Novartis AG

AI Scientist – AI-Driven Target Identification

📍 Basel (City)

Rolle und Verantwortlichkeiten

Design, develop, implement and apply advanced machine learning algorithms, AI models, and platforms to enable the delivery of predictive insights from pre-clinical, clinical and real-world evidence datasets. Demonstrate value of innovative AI techniques in the context of drug target identification, biomolecular interaction modeling, drug development and biomarker discovery. Work with foundational models, including pre-trained, self-supervised, multi-purpose, and multi-modal models to advance generative AI applications in drug discovery. Collaborate with cross-functional teams to develop and adopt best practices for ML-ready data. Contribute to scientific publications and present results at internal and external scientific conferences.

Team / Beschreibung

The Oncology Data Science team in Biomedical Research at Novartis works at the intersection of oncology drug discovery, computational biology, AI/ML, and data engineering. We are seeking an enthusiastic AI/ML scientist with strong curiosity for AI-driven drug discovery to join the AI & Innovation team. This role will apply advanced AI approaches to generate insights from complex multi-modal datasets and advance our target and biomarker discovery efforts.

Qualifikationen und Fähigkeiten

  • Ph.D. in Machine Learning, Computer Science, Applied Mathematics, Computational Biology or related field.

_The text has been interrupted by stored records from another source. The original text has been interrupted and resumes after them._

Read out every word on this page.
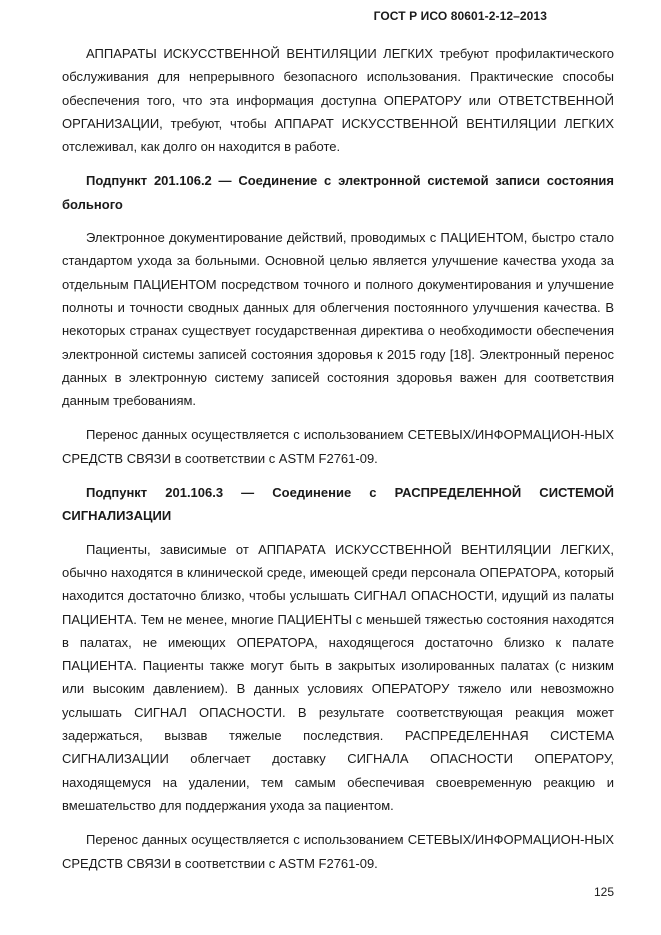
ГОСТ Р ИСО 80601-2-12–2013

АППАРАТЫ ИСКУССТВЕННОЙ ВЕНТИЛЯЦИИ ЛЕГКИХ требуют профилактического обслуживания для непрерывного безопасного использования. Практические способы обеспечения того, что эта информация доступна ОПЕРАТОРУ или ОТВЕТСТВЕННОЙ ОРГАНИЗАЦИИ, требуют, чтобы АППАРАТ ИСКУССТВЕННОЙ ВЕНТИЛЯЦИИ ЛЕГКИХ отслеживал, как долго он находится в работе.

Подпункт 201.106.2 — Соединение с электронной системой записи состояния больного

Электронное документирование действий, проводимых с ПАЦИЕНТОМ, быстро стало стандартом ухода за больными. Основной целью является улучшение качества ухода за отдельным ПАЦИЕНТОМ посредством точного и полного документирования и улучшение полноты и точности сводных данных для облегчения постоянного улучшения качества. В некоторых странах существует государственная директива о необходимости обеспечения электронной системы записей состояния здоровья к 2015 году [18]. Электронный перенос данных в электронную систему записей состояния здоровья важен для соответствия данным требованиям.

Перенос данных осуществляется с использованием СЕТЕВЫХ/ИНФОРМАЦИОН-НЫХ СРЕДСТВ СВЯЗИ в соответствии с ASTM F2761-09.

Подпункт 201.106.3 — Соединение с РАСПРЕДЕЛЕННОЙ СИСТЕМОЙ СИГНАЛИЗАЦИИ

Пациенты, зависимые от АППАРАТА ИСКУССТВЕННОЙ ВЕНТИЛЯЦИИ ЛЕГКИХ, обычно находятся в клинической среде, имеющей среди персонала ОПЕРАТОРА, который находится достаточно близко, чтобы услышать СИГНАЛ ОПАСНОСТИ, идущий из палаты ПАЦИЕНТА. Тем не менее, многие ПАЦИЕНТЫ с меньшей тяжестью состояния находятся в палатах, не имеющих ОПЕРАТОРА, находящегося достаточно близко к палате ПАЦИЕНТА. Пациенты также могут быть в закрытых изолированных палатах (с низким или высоким давлением). В данных условиях ОПЕРАТОРУ тяжело или невозможно услышать СИГНАЛ ОПАСНОСТИ. В результате соответствующая реакция может задержаться, вызвав тяжелые последствия. РАСПРЕДЕЛЕННАЯ СИСТЕМА СИГНАЛИЗАЦИИ облегчает доставку СИГНАЛА ОПАСНОСТИ ОПЕРАТОРУ, находящемуся на удалении, тем самым обеспечивая своевременную реакцию и вмешательство для поддержания ухода за пациентом.

Перенос данных осуществляется с использованием СЕТЕВЫХ/ИНФОРМАЦИОН-НЫХ СРЕДСТВ СВЯЗИ в соответствии с ASTM F2761-09.

125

  • Strong experience in one or more of the following areas: generative AI, biomedical foundation models, geometric deep learning, multi-modal learning, and large-scale knowledge graphs.

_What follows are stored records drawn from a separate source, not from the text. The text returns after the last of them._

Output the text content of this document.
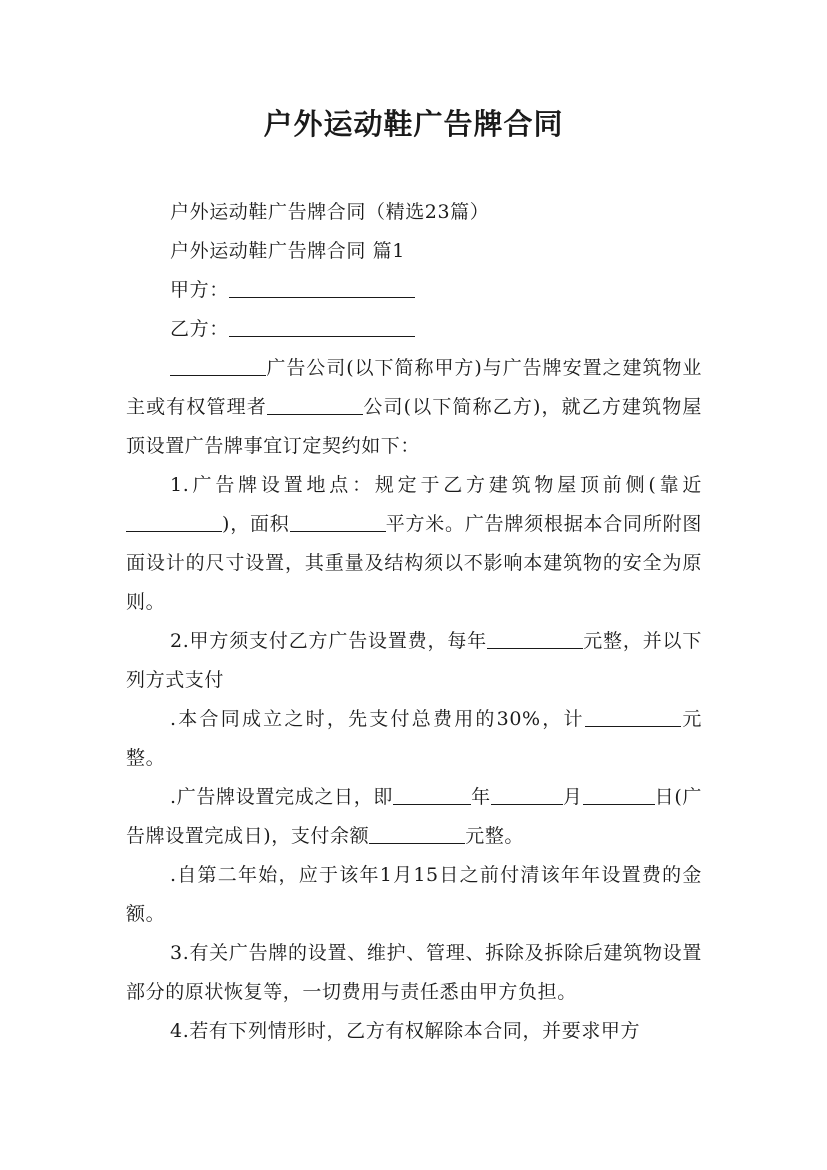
户外运动鞋广告牌合同

户外运动鞋广告牌合同（精选23篇）

户外运动鞋广告牌合同 篇1

甲方：

乙方：

广告公司(以下简称甲方)与广告牌安置之建筑物业主或有权管理者	公司(以下简称乙方)，就乙方建筑物屋顶设置广告牌事宜订定契约如下：

1.广告牌设置地点：规定于乙方建筑物屋顶前侧(靠近)，面积	平方米。广告牌须根据本合同所附图面设计的尺寸设置，其重量及结构须以不影响本建筑物的安全为原则。

2.甲方须支付乙方广告设置费，每年	元整，并以下列方式支付

.本合同成立之时，先支付总费用的30%，计	元整。

.广告牌设置完成之日，即	年	月	日(广告牌设置完成日)，支付余额	元整。

.自第二年始，应于该年1月15日之前付清该年年设置费的金额。

3.有关广告牌的设置、维护、管理、拆除及拆除后建筑物设置部分的原状恢复等，一切费用与责任悉由甲方负担。

4.若有下列情形时，乙方有权解除本合同，并要求甲方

  • Excellent programming skills and proficiency in deep learning frameworks such as PyTorch, with openness to learning new tools and technologies.

  • Practical experience across ML and LLM software stack, including feature engineering, model development, deployment, and validation.

  • Prior experience working with omics data and familiarity with oncology drug development.

  • Excellent communication skills, with the ability to communicate complex data insights and recommendations to cross-functional teams.

  • Demonstrated strong research skills, evidenced by publications in top-tier ML/AI conferences and/or leading scientific journals.